In: Computer Science
Suppose you are a high-level manager in a software firm and you
are managing n software projects. You are asked to assign m of the
programmers in your firm among these n projects. Assume that all of
the programmers are equally competent.
After some careful thought, you have figured out how much benefit i
programmers will bring to project j. View this benefit as a number.
Formally put, for each project j, you have computed an array
Aj[0..m] where Aj[i] is the benefit obtained by assigning i
programmers to project j. Assume that Aj[i] is nondecreasing with
increasing i.
Design a dynamic programming algorithm to determine how many programmers you will assign to each project such that the total benefit obtained over all projects is maximized. Analyze its running time. (algorithm can be written in pseudocode, no specific language needed).
The solution of your problem:
We have to calculate p[i][j] - the maximal benefit we can obtain
arranging j programmers for the first i projects.
The base of the dynamics is p[0][j]=0 for all j from 0 to m, we obviously get no profit if programmers do no projects.
For the other values we calculate p[i][j] in the following
way:
if we want to arrange j programmers for the first i projects, we
first need to arange (j-k) programmers for the first (i-1) projects
and then to assume k programmers to the i-th project.
The total benefit we can get is p[i-1][j - k] + Ai[k]. In order to get maximal benefit we should maximaze this sum among all k=0..j and remember the proper k which maximizes this sum (for example put q[i][j]=k). Since the values of p were correct for smaller i, the value of p[i][j] is correct as well. Then, since Ai[j] is nondecreasing with increasing i, the p[n][m] maximal benefit me can obtain aranging all programmers to all projects.
In order to restore the answer we look at q[n][m] - amount of programmers we assume to the project m. Then we have n-1 projects and m-q[n][m] programmers left and, thus, q[n-1][m-q[n][m]] programmers must be assigned to the (n-1)-th project. The amount of programmers for the other projects can be obtained in the same way.
We need to calculate n*m elements of array p, each calculation takes O(m) time. So, the overall complexity is O(n*m^2).
Solution 2.
let p(j) be the number of programmers assigned to the jth
project. The quantify to maximize is given by:
f(p) = Sum[A_j(p_j),{j,0,n}],
subject to the constraint that:
Sum[p_j,{j,0,n}] = m.
f(p) is monotonically increasing in m, but is not concave with respect to programmer reassignment when constrained to a particular m. This means that a gradient descent algorithm cannot succeed in general when starting from some choice of p_j. One algorithm that is guaranteed to succeed can take advantage of the monotonicity of f(p):
1) Let p_j = m for all j, such that there is m*n
programmers
f(p) is at a maximum in the space where each of the p_j's is
confined to lie between 0 and m (monotonicity).
2 )for each project k, compute f(p'(k)), where p'(k) is the assignment p with 1 programmer subtracted from project k. Find the k such that f(p'(k)) is the largest. This is the maximal f for n*m-1 total programmers.

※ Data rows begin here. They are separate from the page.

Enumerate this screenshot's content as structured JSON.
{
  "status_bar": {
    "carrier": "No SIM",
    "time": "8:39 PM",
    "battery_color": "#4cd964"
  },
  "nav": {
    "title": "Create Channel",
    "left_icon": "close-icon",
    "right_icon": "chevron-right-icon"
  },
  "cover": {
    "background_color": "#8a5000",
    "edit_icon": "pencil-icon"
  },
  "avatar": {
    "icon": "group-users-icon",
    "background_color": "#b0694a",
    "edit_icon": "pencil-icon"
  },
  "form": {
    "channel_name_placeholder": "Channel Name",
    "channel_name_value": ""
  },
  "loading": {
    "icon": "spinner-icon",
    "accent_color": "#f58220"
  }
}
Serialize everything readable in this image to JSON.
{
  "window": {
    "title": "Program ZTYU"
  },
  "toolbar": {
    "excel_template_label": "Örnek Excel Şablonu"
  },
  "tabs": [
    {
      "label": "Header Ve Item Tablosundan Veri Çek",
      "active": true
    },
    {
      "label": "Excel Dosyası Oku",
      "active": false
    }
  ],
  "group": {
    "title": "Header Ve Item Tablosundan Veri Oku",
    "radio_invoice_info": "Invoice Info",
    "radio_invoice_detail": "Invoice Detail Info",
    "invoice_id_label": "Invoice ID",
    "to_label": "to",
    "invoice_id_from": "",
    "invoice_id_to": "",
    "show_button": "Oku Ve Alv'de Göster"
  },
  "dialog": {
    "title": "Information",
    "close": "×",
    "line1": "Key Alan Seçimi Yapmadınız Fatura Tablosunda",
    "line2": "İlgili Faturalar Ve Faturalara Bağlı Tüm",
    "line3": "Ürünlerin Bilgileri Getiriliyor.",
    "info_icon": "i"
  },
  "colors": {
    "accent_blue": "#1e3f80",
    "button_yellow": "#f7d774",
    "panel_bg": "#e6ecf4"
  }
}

3) set p_j = p_j-1 for the project k.
4) repeat steps 2 and 3 until the total number of programmers is m. You are now done.
This algorithm will run in time O[ mXn^3 ]: Step 2 must compute f n times, and each computation of f is linear in n. Step 2 must be done (mXn - m) times.
Since the algorithm is independent of any properties of the A_j's, apart from monotonicity, the worst, best and average case running times are all exactly same for some of n and m.